In the previous evaluation, networks were trained separately for each set of inputs. This evaluation explores how a network trained on tensor components based on n DWIs performs when it is evaluated on tensor components based on m DWIs (with \(n \ne m\)). This kind of generalizability is a critical property when accommodating data with a variety of acquisition details at test time. Notably, while neither network generalizes perfectly to the different input format, the stable results (Fig. 3) suggest that generalizability can be asserted to a large extent.

Fig. 3
figure 3

Network generalization when tensors are fitted with differently many DWIs

3.4 Evaluation 4: Tract Similarity

Finally, we assess the stability of WM tract generation when switching from traditional T1w image segmentation to our dMRI-based, deep learning approach: For a gender-balanced subset of 20 subjects from the HCP, we reconstruct 18 different WM tracts with TRACULA, using either the proposed, dMRI-based segmentations or the FreeSurfer T1w-based segmentations (see Fig. 4). The deviation is within the margin of the deviation of TRACULA’s tracts from manually-annotated bundles [36], which is around 2 mm for most tracts.

Fig. 4
figure 4

Similarity of tracts based on DWI segmentations versus FreeSurfer’s segmentation. L. \(=\) Left, R. \(=\) Right, sup. \(=\) superior, ant. \(=\) anterior, inf. \(=\) inferior, TE \(=\) temporal endings, PE \(=\) parietal endings

We time both applications on five representative cases (Evaluation 1 and 4). Our method takes 32 s for the anatomical segmentation in diffusion space compared to 4 h with FreeSurfer (parallelization of hemispheres and 4 threads, 7 h sequentially). For the tractography pipeline, our work accelerates the total run time from 283 to 56 min.

4 Conclusion

Our work presents and analyzes the application of deep learning for anatomical segmentation directly on DWIs. Applied to probabilistic tractography with anatomical priors, our method enables processing without the requirement of T1w images and thus avoids errors from non-linear distortions, registration inaccuracies, or interpolation artifacts. As a consequence, dMRI-based anatomical segmentation achieves results similar to corresponding state-of-the-art T1w-based segmentation and speeds up pre-processing in the TRACULA pipeline by hours. Accelerating heavy processing pipelines is essential especially for large cohort studies such as HCP [29] or the Rhineland study [2], where large diffusion datasets from thousands of participants require efficient methods.

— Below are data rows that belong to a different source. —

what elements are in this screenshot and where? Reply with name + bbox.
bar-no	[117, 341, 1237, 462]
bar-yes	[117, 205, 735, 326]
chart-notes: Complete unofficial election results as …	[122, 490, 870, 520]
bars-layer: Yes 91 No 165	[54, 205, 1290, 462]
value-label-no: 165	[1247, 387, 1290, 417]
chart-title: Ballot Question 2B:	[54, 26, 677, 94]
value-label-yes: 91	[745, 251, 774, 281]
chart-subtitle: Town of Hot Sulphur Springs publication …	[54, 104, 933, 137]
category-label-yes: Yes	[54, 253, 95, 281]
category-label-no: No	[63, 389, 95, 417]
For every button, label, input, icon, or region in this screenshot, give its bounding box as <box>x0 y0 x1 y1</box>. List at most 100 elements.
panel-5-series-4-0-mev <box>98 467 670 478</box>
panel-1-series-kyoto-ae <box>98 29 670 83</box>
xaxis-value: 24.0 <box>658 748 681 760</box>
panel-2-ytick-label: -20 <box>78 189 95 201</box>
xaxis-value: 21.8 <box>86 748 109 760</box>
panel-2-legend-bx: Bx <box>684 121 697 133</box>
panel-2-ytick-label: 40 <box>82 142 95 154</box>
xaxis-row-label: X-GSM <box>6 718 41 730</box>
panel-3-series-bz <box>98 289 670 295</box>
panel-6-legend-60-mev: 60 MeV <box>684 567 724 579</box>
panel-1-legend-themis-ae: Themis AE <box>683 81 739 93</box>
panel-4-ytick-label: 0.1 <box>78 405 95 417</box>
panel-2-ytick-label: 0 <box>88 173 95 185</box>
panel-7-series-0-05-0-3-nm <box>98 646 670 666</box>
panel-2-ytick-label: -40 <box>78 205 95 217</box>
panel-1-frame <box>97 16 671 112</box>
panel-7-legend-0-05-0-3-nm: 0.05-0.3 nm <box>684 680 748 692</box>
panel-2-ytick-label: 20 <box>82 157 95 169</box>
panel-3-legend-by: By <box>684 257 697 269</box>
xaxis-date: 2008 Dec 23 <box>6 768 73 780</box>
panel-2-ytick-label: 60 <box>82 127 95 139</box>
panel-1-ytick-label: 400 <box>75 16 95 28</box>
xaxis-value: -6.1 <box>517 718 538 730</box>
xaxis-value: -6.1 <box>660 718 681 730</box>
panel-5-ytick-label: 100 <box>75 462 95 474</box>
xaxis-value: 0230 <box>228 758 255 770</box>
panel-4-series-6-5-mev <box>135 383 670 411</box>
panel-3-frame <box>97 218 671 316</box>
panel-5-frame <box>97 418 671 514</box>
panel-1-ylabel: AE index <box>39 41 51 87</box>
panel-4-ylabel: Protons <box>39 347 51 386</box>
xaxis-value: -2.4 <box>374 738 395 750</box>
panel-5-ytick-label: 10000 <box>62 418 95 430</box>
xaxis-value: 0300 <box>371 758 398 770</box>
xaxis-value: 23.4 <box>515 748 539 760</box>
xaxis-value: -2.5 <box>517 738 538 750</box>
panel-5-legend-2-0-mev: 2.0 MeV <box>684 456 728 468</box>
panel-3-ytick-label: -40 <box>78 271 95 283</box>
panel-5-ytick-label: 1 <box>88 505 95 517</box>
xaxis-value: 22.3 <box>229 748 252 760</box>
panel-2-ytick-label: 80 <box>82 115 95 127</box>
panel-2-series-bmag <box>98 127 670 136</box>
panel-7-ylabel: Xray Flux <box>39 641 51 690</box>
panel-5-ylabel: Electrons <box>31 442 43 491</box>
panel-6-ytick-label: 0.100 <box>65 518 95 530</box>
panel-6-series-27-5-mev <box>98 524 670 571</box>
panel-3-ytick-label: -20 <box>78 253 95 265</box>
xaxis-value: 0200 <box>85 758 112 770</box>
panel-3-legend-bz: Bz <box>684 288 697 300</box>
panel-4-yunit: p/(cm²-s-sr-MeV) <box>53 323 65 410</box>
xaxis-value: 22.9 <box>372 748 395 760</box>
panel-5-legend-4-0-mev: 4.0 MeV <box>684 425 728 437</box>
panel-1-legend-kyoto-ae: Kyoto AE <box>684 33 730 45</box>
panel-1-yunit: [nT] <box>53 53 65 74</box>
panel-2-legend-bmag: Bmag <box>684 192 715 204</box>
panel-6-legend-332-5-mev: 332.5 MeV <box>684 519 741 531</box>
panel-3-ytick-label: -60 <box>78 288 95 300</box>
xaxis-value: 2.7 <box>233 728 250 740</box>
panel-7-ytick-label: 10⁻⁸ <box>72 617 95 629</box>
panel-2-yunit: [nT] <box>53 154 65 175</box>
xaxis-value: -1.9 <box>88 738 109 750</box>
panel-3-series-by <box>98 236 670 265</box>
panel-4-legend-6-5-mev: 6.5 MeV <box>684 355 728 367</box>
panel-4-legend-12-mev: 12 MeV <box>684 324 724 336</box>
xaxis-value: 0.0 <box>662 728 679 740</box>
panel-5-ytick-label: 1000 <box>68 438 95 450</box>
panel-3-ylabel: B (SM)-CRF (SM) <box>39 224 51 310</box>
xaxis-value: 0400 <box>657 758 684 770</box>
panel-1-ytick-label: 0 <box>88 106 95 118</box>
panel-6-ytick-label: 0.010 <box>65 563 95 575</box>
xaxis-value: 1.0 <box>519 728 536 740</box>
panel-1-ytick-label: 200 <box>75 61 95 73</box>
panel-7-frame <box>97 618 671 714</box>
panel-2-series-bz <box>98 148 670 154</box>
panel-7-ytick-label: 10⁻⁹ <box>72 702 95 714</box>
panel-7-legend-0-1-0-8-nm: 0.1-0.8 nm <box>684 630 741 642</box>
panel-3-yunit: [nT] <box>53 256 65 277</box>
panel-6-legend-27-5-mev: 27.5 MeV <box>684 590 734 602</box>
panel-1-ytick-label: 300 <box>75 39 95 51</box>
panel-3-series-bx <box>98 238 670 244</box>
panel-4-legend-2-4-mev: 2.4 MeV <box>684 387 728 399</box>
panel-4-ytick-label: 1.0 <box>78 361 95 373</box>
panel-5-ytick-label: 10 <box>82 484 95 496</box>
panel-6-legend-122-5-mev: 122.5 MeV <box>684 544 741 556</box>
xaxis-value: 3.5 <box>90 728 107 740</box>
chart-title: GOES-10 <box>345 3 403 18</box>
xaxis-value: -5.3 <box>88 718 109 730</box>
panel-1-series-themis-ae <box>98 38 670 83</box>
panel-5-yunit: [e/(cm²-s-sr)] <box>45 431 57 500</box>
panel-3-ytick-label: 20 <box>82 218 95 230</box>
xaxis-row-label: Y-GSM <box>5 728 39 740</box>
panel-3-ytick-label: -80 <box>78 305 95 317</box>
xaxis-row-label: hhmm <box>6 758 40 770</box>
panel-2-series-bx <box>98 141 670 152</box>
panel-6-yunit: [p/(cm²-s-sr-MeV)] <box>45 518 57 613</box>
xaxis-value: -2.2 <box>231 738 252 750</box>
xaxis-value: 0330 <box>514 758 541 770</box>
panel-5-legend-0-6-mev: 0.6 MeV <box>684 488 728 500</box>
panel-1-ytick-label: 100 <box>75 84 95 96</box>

Furthermore, we analyze how the choice of input images for the neural network affects segmentation performance. We confirm that segmentation quality increases as more q-space samples are included when fitting diffusion tensors—likely due to increased SNR. Skipping the tensor fit and directly learning from DWIs increases segmentation performance further. However, simply increasing q-space samples is not an option due to memory limitations and reliance on the availability of the same set of q-space samples for future input cases. Tensor-based inputs, on the other hand, provide a widely applicable alternative [17] and yield results that remain relatively stable and close to the direct DWI performance. In our opinion, tensors fitted to 30 DWIs, a number that is feasible in clinical studies, offer a good balance. Future work will explore diffusion models other than the tensor as segmentation inputs and assess generalizability across a large variety of different dMRI datasets.

While we illustrate the use of our deep learning-based segmentation in a pipeline for probabilistic tractography with anatomical priors, it can be useful in a wide range of other applications. These include improved WM/GM and pallidum-putamen segmentation, seed-based tractography, network analysis, or ROI-based analysis of microstructural measures, to name a few.